Ruota il busto, accompagna il colpo, diretto destro, montante sinistro, gancio destro, piega le ginocchia, alza la guardia, non coprirti gli occhi, vieni, vieni sotto. Ancora. Ancora.
Tony e Leo si muovono come elastici, pesi gallo e piuma che allenano le nuove promesse.
Per vederli all’opera bisogna percorrere un corridoio stretto, a sinistra gli spogliatoi, a destra la segreteria, la palestra di judo, la stanza per il saluto al sole.
Sei arrivato.
Sul ring, ti dicono, sei sempre solo. Il pubblico esulta o ti insulta, il manager ti incita insieme ai secondi, l’uomo dei tagli pensa a come rimetterti insieme. Ma sei solo.
La battaglia contro l’avversario ben presto si trasforma, e resti solo. Contro te stesso e i demoni che hai dentro.
Ruota il busto, accompagna il colpo, diretto destro, montante sinistro, gancio destro, piega le ginocchia, alza la guardia, non coprirti gli occhi, vieni, vieni sotto. Ancora. Ancora.
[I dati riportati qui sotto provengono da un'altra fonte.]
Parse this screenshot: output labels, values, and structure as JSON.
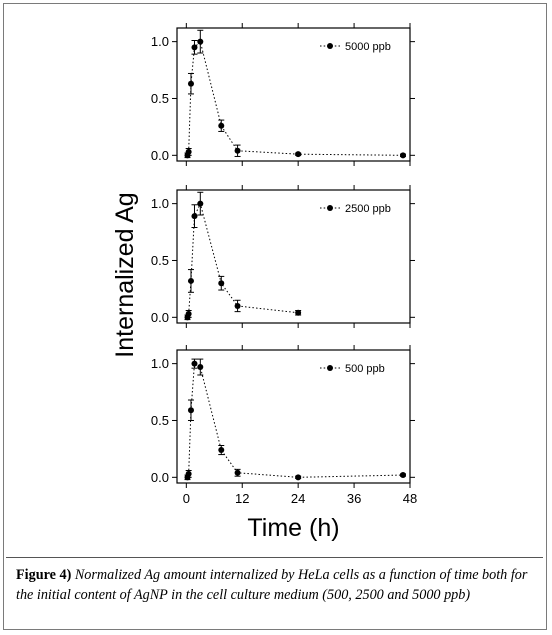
{
  "caption": {
    "label": "Figure 4)",
    "text": " Normalized Ag amount internalized by HeLa cells as a function of time both for the initial content of AgNP in the cell culture medium (500, 2500 and 5000 ppb)"
  },
  "colors": {
    "ink": "#000000",
    "frame": "#7a7a7a"
  },
  "chart_data": {
    "type": "scatter",
    "line_style": "dotted",
    "ylabel": "Internalized  Ag",
    "xlabel": "Time (h)",
    "xlim": [
      -2,
      48
    ],
    "ylim": [
      -0.05,
      1.12
    ],
    "x_ticks": [
      0,
      12,
      24,
      36,
      48
    ],
    "x_tick_labels": [
      "0",
      "12",
      "24",
      "36",
      "48"
    ],
    "y_ticks": [
      0.0,
      0.5,
      1.0
    ],
    "y_tick_labels": [
      "0.0",
      "0.5",
      "1.0"
    ],
    "legend_position": "top-right",
    "panels": [
      {
        "series_name": "5000 ppb",
        "points": [
          {
            "x": 0.25,
            "y": 0.0,
            "err": 0.02
          },
          {
            "x": 0.5,
            "y": 0.03,
            "err": 0.03
          },
          {
            "x": 1,
            "y": 0.63,
            "err": 0.09
          },
          {
            "x": 1.75,
            "y": 0.95,
            "err": 0.06
          },
          {
            "x": 3,
            "y": 1.0,
            "err": 0.1
          },
          {
            "x": 7.5,
            "y": 0.26,
            "err": 0.05
          },
          {
            "x": 11,
            "y": 0.04,
            "err": 0.05
          },
          {
            "x": 24,
            "y": 0.01,
            "err": 0.01
          },
          {
            "x": 46.5,
            "y": 0.0,
            "err": 0.01
          }
        ]
      },
      {
        "series_name": "2500 ppb",
        "points": [
          {
            "x": 0.25,
            "y": 0.0,
            "err": 0.02
          },
          {
            "x": 0.5,
            "y": 0.03,
            "err": 0.03
          },
          {
            "x": 1,
            "y": 0.32,
            "err": 0.1
          },
          {
            "x": 1.75,
            "y": 0.89,
            "err": 0.1
          },
          {
            "x": 3,
            "y": 1.0,
            "err": 0.1
          },
          {
            "x": 7.5,
            "y": 0.3,
            "err": 0.06
          },
          {
            "x": 11,
            "y": 0.1,
            "err": 0.05
          },
          {
            "x": 24,
            "y": 0.04,
            "err": 0.02
          }
        ]
      },
      {
        "series_name": "500 ppb",
        "points": [
          {
            "x": 0.25,
            "y": 0.0,
            "err": 0.02
          },
          {
            "x": 0.5,
            "y": 0.03,
            "err": 0.03
          },
          {
            "x": 1,
            "y": 0.59,
            "err": 0.09
          },
          {
            "x": 1.75,
            "y": 1.0,
            "err": 0.04
          },
          {
            "x": 3,
            "y": 0.97,
            "err": 0.07
          },
          {
            "x": 7.5,
            "y": 0.24,
            "err": 0.04
          },
          {
            "x": 11,
            "y": 0.04,
            "err": 0.03
          },
          {
            "x": 24,
            "y": 0.0,
            "err": 0.01
          },
          {
            "x": 46.5,
            "y": 0.02,
            "err": 0.01
          }
        ]
      }
    ]
  }
}
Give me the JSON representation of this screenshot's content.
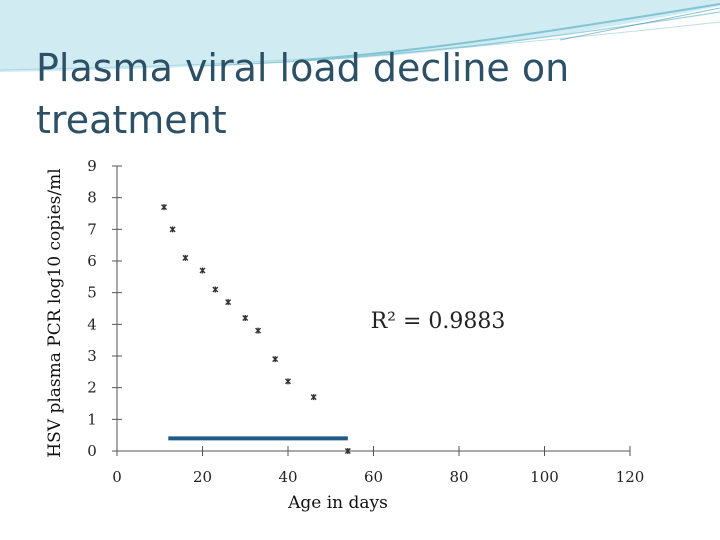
{
  "slide": {
    "title": "Plasma viral load decline on treatment"
  },
  "colors": {
    "title": "#2c5066",
    "banner": "#5fb3c8",
    "treatment_bar": "#1f5a8b",
    "axis": "#555555",
    "marker": "#333333"
  },
  "chart_data": {
    "type": "scatter",
    "title": "",
    "xlabel": "Age in days",
    "ylabel": "HSV plasma PCR log10 copies/ml",
    "xlim": [
      0,
      120
    ],
    "ylim": [
      0,
      9
    ],
    "xticks": [
      0,
      20,
      40,
      60,
      80,
      100,
      120
    ],
    "yticks": [
      0,
      1,
      2,
      3,
      4,
      5,
      6,
      7,
      8,
      9
    ],
    "series": [
      {
        "name": "Plasma viral load",
        "x": [
          11,
          13,
          16,
          20,
          23,
          26,
          30,
          33,
          37,
          40,
          46,
          54
        ],
        "y": [
          7.7,
          7.0,
          6.1,
          5.7,
          5.1,
          4.7,
          4.2,
          3.8,
          2.9,
          2.2,
          1.7,
          0
        ]
      }
    ],
    "treatment_period": {
      "x_start": 12,
      "x_end": 54,
      "y": 0.4
    },
    "annotation": "R² = 0.9883"
  }
}
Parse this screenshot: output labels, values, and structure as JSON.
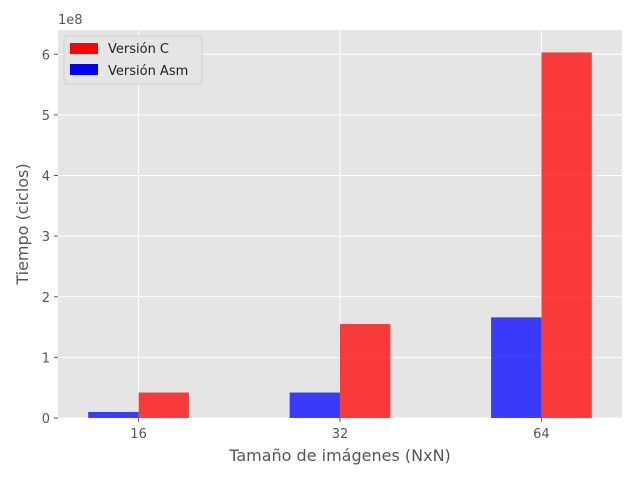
{
  "chart_data": {
    "type": "bar",
    "categories": [
      "16",
      "32",
      "64"
    ],
    "series": [
      {
        "name": "Versión Asm",
        "values": [
          10000000,
          42000000,
          166000000
        ],
        "color": "#0000ff"
      },
      {
        "name": "Versión C",
        "values": [
          42000000,
          155000000,
          603000000
        ],
        "color": "#ff0000"
      }
    ],
    "title": "",
    "xlabel": "Tamaño de imágenes (NxN)",
    "ylabel": "Tiempo (ciclos)",
    "ylim": [
      0,
      640000000
    ],
    "yticks": [
      0,
      1,
      2,
      3,
      4,
      5,
      6
    ],
    "y_offset_label": "1e8",
    "grid": true,
    "legend": {
      "placement": "top-left",
      "entries": [
        {
          "label": "Versión C",
          "color": "#ff0000"
        },
        {
          "label": "Versión Asm",
          "color": "#0000ff"
        }
      ]
    }
  }
}
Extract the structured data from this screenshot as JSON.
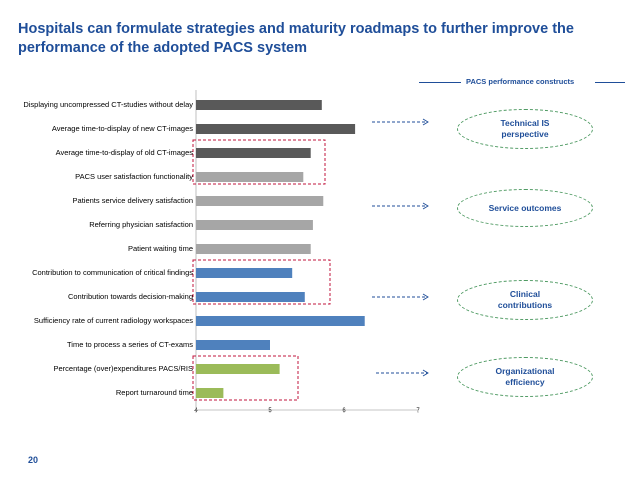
{
  "title": "Hospitals can formulate strategies and maturity roadmaps to further improve the performance of the adopted PACS system",
  "page_number": "20",
  "constructs_header": "PACS performance constructs",
  "constructs": [
    {
      "label": "Technical IS perspective"
    },
    {
      "label": "Service outcomes"
    },
    {
      "label": "Clinical contributions"
    },
    {
      "label": "Organizational efficiency"
    }
  ],
  "colors": {
    "title": "#1f4e99",
    "technical": "#595959",
    "service": "#a6a6a6",
    "clinical": "#4f81bd",
    "organizational": "#9bbb59",
    "highlight_box": "#c0143c",
    "construct_outline": "#4e9a62"
  },
  "chart_data": {
    "type": "bar",
    "orientation": "horizontal",
    "categories": [
      "Displaying uncompressed CT-studies without delay",
      "Average time-to-display of new CT-images",
      "Average time-to-display of old CT-images",
      "PACS user satisfaction functionality",
      "Patients service delivery satisfaction",
      "Referring physician satisfaction",
      "Patient waiting time",
      "Contribution to communication of critical findings",
      "Contribution towards decision-making",
      "Sufficiency rate of current radiology workspaces",
      "Time to process a series of CT-exams",
      "Percentage (over)expenditures PACS/RIS",
      "Report turnaround time"
    ],
    "values": [
      5.7,
      6.15,
      5.55,
      5.45,
      5.72,
      5.58,
      5.55,
      5.3,
      5.47,
      6.28,
      5.0,
      5.13,
      4.37
    ],
    "groups": [
      "technical",
      "technical",
      "technical",
      "service",
      "service",
      "service",
      "service",
      "clinical",
      "clinical",
      "clinical",
      "clinical",
      "organizational",
      "organizational"
    ],
    "xlim": [
      4,
      7
    ],
    "xticks": [
      "4",
      "5",
      "6",
      "7"
    ]
  }
}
Stefan ha diciassette anni. Non si veste da pugile. È in palestra da sei mesi e ha vinto cinque incontri. Cinquantasette chili. Ha le braccia e le gambe sottili, muove i piedi i fretta, i riflessi pronti, schivata, gancio, montante, tutto in lui sembra una danza armonica.
Tic, tac, tic, tac, tic, tac, tic, tac
Tiene il tempo in testa, Stefan. Non si preoccupa degli sguardi intorno, dei colori che invece io vedo. I rossi i neri e i grigi dei sacchi che pendono dal soffitto. Al contrario di me, Stefan non osserva le foto di Rocky Balboa agli esordi. Non si sofferma sui tabelloni delle vittorie. Non si distrae mai.
Non ascolta i suoni che rimbombano contro i sacchi, non percepisce la musica che viene dalla stanza attigua. Non si lascia distogliere dalle parole della donna cannone, che arrivano indesiderate dalla palestra accanto.
“E con le mani amore, per le mani ti prenderò
e senza dire parole nel mio cuore ti porterò
e non avrò paura se non sarò come bella come dici tu
ma voleremo in cielo in carne ed ossa, non torneremo….
Più……
E senza fame e senza sete
e senza aria e senza rete voleremo via “.
Stefan non vola, non è un pallone gonfiato. Non è come me. Non si lascia trasportare dal vento. Stefan fende l’aria che ha intorno. Tiene gli occhi fissi su Tony. Lo sguardo puntato sui colpi. I suoi piedi si muovono agili ma stanno radicati a terra, sul ring. E Stefan, vince. Cinque incontri, in sei mesi.